Checklist of Everything You Need to Start Running

It's Global Running Day. Though we can't all be natural-born running experts, it is something, with the right tips, anyone can adapt into their exercise routine. Here's how you can take the proper steps to run successfully.

We all know the feeling of wanting to start a new routine. We want it to be different and more exciting than our current one, but not everyone is sure how to do that. One idea is running — everyone can do it! 

It is said that only one in a hundred people are natural-born runners. This means that the other ninety-nine of us need to take the proper steps to run successfully, and it's not always easy.
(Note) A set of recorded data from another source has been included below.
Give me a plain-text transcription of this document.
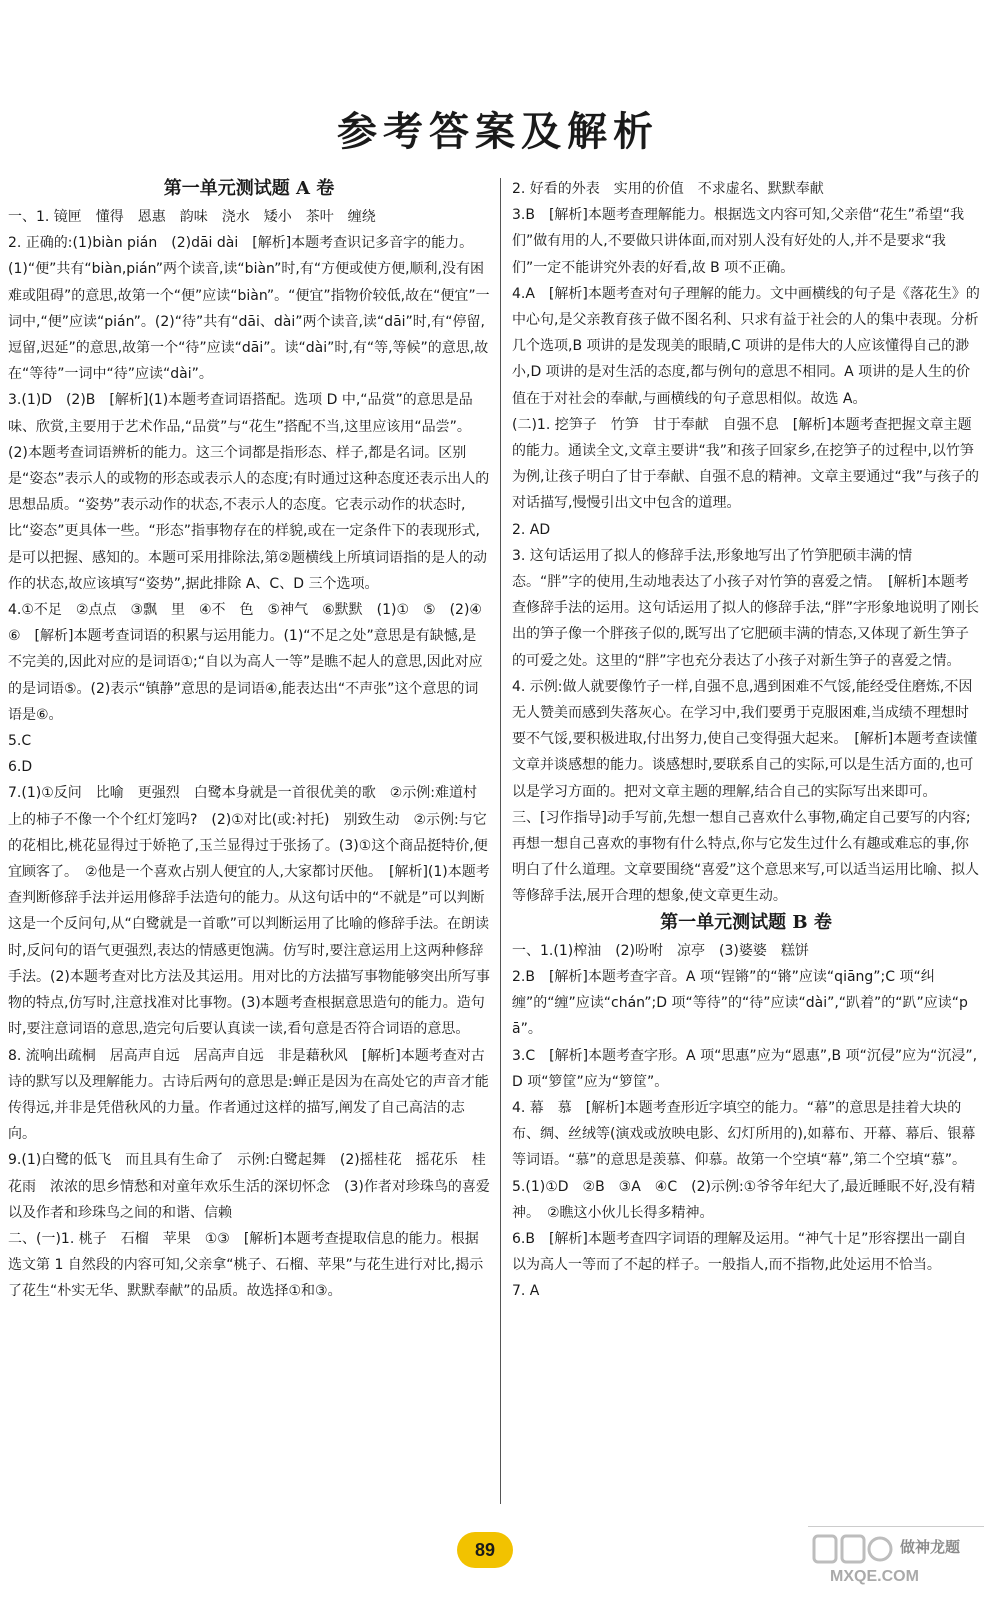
参考答案及解析
第一单元测试题 A 卷

一、1. 镜匣　懂得　恩惠　韵味　浇水　矮小　茶叶　缠绕

2. 正确的:(1)biàn pián　(2)dāi dài　[解析]本题考查识记多音字的能力。(1)“便”共有“biàn,pián”两个读音,读“biàn”时,有“方便或使方便,顺利,没有困难或阻碍”的意思,故第一个“便”应读“biàn”。“便宜”指物价较低,故在“便宜”一词中,“便”应读“pián”。(2)“待”共有“dāi、dài”两个读音,读“dāi”时,有“停留,逗留,迟延”的意思,故第一个“待”应读“dāi”。读“dài”时,有“等,等候”的意思,故在“等待”一词中“待”应读“dài”。

3.(1)D　(2)B　[解析](1)本题考查词语搭配。选项 D 中,“品赏”的意思是品味、欣赏,主要用于艺术作品,“品赏”与“花生”搭配不当,这里应该用“品尝”。(2)本题考查词语辨析的能力。这三个词都是指形态、样子,都是名词。区别是“姿态”表示人的或物的形态或表示人的态度;有时通过这种态度还表示出人的思想品质。“姿势”表示动作的状态,不表示人的态度。它表示动作的状态时,比“姿态”更具体一些。“形态”指事物存在的样貌,或在一定条件下的表现形式,是可以把握、感知的。本题可采用排除法,第②题横线上所填词语指的是人的动作的状态,故应该填写“姿势”,据此排除 A、C、D 三个选项。

4.①不足　②点点　③飘　里　④不　色　⑤神气　⑥默默　(1)①　⑤　(2)④　⑥　[解析]本题考查词语的积累与运用能力。(1)“不足之处”意思是有缺憾,是不完美的,因此对应的是词语①;“自以为高人一等”是瞧不起人的意思,因此对应的是词语⑤。(2)表示“镇静”意思的是词语④,能表达出“不声张”这个意思的词语是⑥。

5.C

6.D

7.(1)①反问　比喻　更强烈　白鹭本身就是一首很优美的歌　②示例:难道村上的柿子不像一个个红灯笼吗?　(2)①对比(或:衬托)　别致生动　②示例:与它的花相比,桃花显得过于娇艳了,玉兰显得过于张扬了。(3)①这个商品挺特价,便宜顾客了。　②他是一个喜欢占别人便宜的人,大家都讨厌他。　[解析](1)本题考查判断修辞手法并运用修辞手法造句的能力。从这句话中的“不就是”可以判断这是一个反问句,从“白鹭就是一首歌”可以判断运用了比喻的修辞手法。在朗读时,反问句的语气更强烈,表达的情感更饱满。仿写时,要注意运用上这两种修辞手法。(2)本题考查对比方法及其运用。用对比的方法描写事物能够突出所写事物的特点,仿写时,注意找准对比事物。(3)本题考查根据意思造句的能力。造句时,要注意词语的意思,造完句后要认真读一读,看句意是否符合词语的意思。

8. 流响出疏桐　居高声自远　居高声自远　非是藉秋风　[解析]本题考查对古诗的默写以及理解能力。古诗后两句的意思是:蝉正是因为在高处它的声音才能传得远,并非是凭借秋风的力量。作者通过这样的描写,阐发了自己高洁的志向。

9.(1)白鹭的低飞　而且具有生命了　示例:白鹭起舞　(2)摇桂花　摇花乐　桂花雨　浓浓的思乡情愁和对童年欢乐生活的深切怀念　(3)作者对珍珠鸟的喜爱以及作者和珍珠鸟之间的和谐、信赖

二、(一)1. 桃子　石榴　苹果　①③　[解析]本题考查提取信息的能力。根据选文第 1 自然段的内容可知,父亲拿“桃子、石榴、苹果”与花生进行对比,揭示了花生“朴实无华、默默奉献”的品质。故选择①和③。

2. 好看的外表　实用的价值　不求虚名、默默奉献

3.B　[解析]本题考查理解能力。根据选文内容可知,父亲借“花生”希望“我们”做有用的人,不要做只讲体面,而对别人没有好处的人,并不是要求“我们”一定不能讲究外表的好看,故 B 项不正确。

4.A　[解析]本题考查对句子理解的能力。文中画横线的句子是《落花生》的中心句,是父亲教育孩子做不图名利、只求有益于社会的人的集中表现。分析几个选项,B 项讲的是发现美的眼睛,C 项讲的是伟大的人应该懂得自己的渺小,D 项讲的是对生活的态度,都与例句的意思不相同。A 项讲的是人生的价值在于对社会的奉献,与画横线的句子意思相似。故选 A。

(二)1. 挖笋子　竹笋　甘于奉献　自强不息　[解析]本题考查把握文章主题的能力。通读全文,文章主要讲“我”和孩子回家乡,在挖笋子的过程中,以竹笋为例,让孩子明白了甘于奉献、自强不息的精神。文章主要通过“我”与孩子的对话描写,慢慢引出文中包含的道理。

2. AD

3. 这句话运用了拟人的修辞手法,形象地写出了竹笋肥硕丰满的情态。“胖”字的使用,生动地表达了小孩子对竹笋的喜爱之情。　[解析]本题考查修辞手法的运用。这句话运用了拟人的修辞手法,“胖”字形象地说明了刚长出的笋子像一个胖孩子似的,既写出了它肥硕丰满的情态,又体现了新生笋子的可爱之处。这里的“胖”字也充分表达了小孩子对新生笋子的喜爱之情。

4. 示例:做人就要像竹子一样,自强不息,遇到困难不气馁,能经受住磨炼,不因无人赞美而感到失落灰心。在学习中,我们要勇于克服困难,当成绩不理想时要不气馁,要积极进取,付出努力,使自己变得强大起来。　[解析]本题考查读懂文章并谈感想的能力。谈感想时,要联系自己的实际,可以是生活方面的,也可以是学习方面的。把对文章主题的理解,结合自己的实际写出来即可。

三、[习作指导]动手写前,先想一想自己喜欢什么事物,确定自己要写的内容;再想一想自己喜欢的事物有什么特点,你与它发生过什么有趣或难忘的事,你明白了什么道理。文章要围绕“喜爱”这个意思来写,可以适当运用比喻、拟人等修辞手法,展开合理的想象,使文章更生动。

第一单元测试题 B 卷

一、1.(1)榨油　(2)吩咐　凉亭　(3)婆婆　糕饼

2.B　[解析]本题考查字音。A 项“锃锵”的“锵”应读“qiāng”;C 项“纠缠”的“缠”应读“chán”;D 项“等待”的“待”应读“dài”,“趴着”的“趴”应读“pā”。

3.C　[解析]本题考查字形。A 项“思惠”应为“恩惠”,B 项“沉侵”应为“沉浸”,D 项“箩筐”应为“箩筐”。

4. 幕　慕　[解析]本题考查形近字填空的能力。“幕”的意思是挂着大块的布、绸、丝绒等(演戏或放映电影、幻灯所用的),如幕布、开幕、幕后、银幕等词语。“慕”的意思是羡慕、仰慕。故第一个空填“幕”,第二个空填“慕”。

5.(1)①D　②B　③A　④C　(2)示例:①爷爷年纪大了,最近睡眠不好,没有精神。　②瞧这小伙儿长得多精神。

6.B　[解析]本题考查四字词语的理解及运用。“神气十足”形容摆出一副自以为高人一等而了不起的样子。一般指人,而不指物,此处运用不恰当。

7. A

89	做神龙题
MXQE.COM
Luckily, the NY Health team has some tips on getting started on your journey as a runner.


Create a Plan

The first step is deciding what type of runner you want to be. You'll want to consider your physical fitness level and goals when figuring out the proper workout for you. Set realistic expectations that work with your schedule — are you aiming to run a 5k eventually, or are you just looking for an easy jog? Do some research on different paces and what they will feel like so that you know what to expect and how to train your body for your goals.


Start Slow

Don't just go out there and run five miles without stretching or warming up first. Practice loosening up your calf muscles and hamstrings before running to prevent injury later in the day.

Start with something more manageable like walking, then gradually increase the distance and speed. It's especially beneficial for beginners to alternate between running and walking.


The Right Gear

For your feet, purchase a pair of good quality running shoes that suit your foot type and level of pronation. Please wear comfortable clothes while running and make sure they are made from breathable materials like cotton or polyester.

A backpack can help carry supplies on longer runs and an ID card with emergency contact information if something happens during the run, such as an injury or a medical emergency.



Hydration is key to any exercise routine, especially when it comes time to start running long distances. Staying hydrated will help prevent cramps or dehydration later in the workout.


Speak to Your Physician

It would be best to speak with your physician about any physical limitations or health conditions that may interfere with your ability to run. They'll probably recommend that you gradually build up the distance and intensity of your runs by starting slow, building endurance, and eventually increasing speed as you get more comfortable with running regularly.